Selon le Haut Commissariat de l'ONU aux réfugiés (HCR), cette loi, si elle est adoptée, contredirait à la Convention de Genève pour les réfugiés qu'a signée le Royaume-Uni.

De son côté, "le Rwanda se réjouit de ce partenariat avec le Royaume-Uni pour accueillir des demandeurs d'asile et des migrants, et leur offrir des voies légales pour vivre" dans ce pays d'Afrique de l'Est, a déclaré dans un communiqué le ministre rwandais des Affaires étrangères Vincent Biruta.

Stopper l'immigration

Alors que le dirigeant britannique conservateur avait promis de contrôler l'immigration, un des sujets clés dans la campagne du Brexit, le nombre de clandestins traversant la Manche a triplé en 2021. Dans un discours prévu dans le Kent (sud-est de l'Angleterre), non loin des côtes anglaises ou arrivent les migrants par bateaux, Boris Johnson doit détailler ses mesures pour "casser les structures des passeurs, intensifier les opérations dans la Manche, poursuivre plus de criminels en justice et mettre fin au commerce barbare de la misère humaine", selon Downing Street.
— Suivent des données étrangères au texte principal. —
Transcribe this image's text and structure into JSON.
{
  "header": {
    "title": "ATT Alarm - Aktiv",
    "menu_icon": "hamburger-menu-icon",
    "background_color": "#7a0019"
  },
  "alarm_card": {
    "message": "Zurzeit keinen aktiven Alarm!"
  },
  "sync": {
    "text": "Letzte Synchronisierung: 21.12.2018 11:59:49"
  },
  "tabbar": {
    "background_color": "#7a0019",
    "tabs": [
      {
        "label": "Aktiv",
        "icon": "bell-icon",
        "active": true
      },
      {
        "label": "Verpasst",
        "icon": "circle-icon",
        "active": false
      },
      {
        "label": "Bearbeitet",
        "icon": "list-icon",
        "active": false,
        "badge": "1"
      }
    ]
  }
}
"Je comprends que ces personnes recherchent une vie meilleure (...) et les espoirs d'un nouveau départ, doit déclarer M. Johnson, selon ses services. Mais ces espoirs, ces rêves, ont été exploités. Ces passeurs abusent de personnes vulnérables et font de la Manche un cimetière sous-marin".

Ce projet a suscité des réactions scandalisées, des organisations de défense des droits de l'Homme dénonçant son "inhumanité", tandis que l'opposition a jugé que le Premier ministre britannique tentait de détourner l'attention après avoir reçu une amende pour une fête d'anniversaire en plein confinement.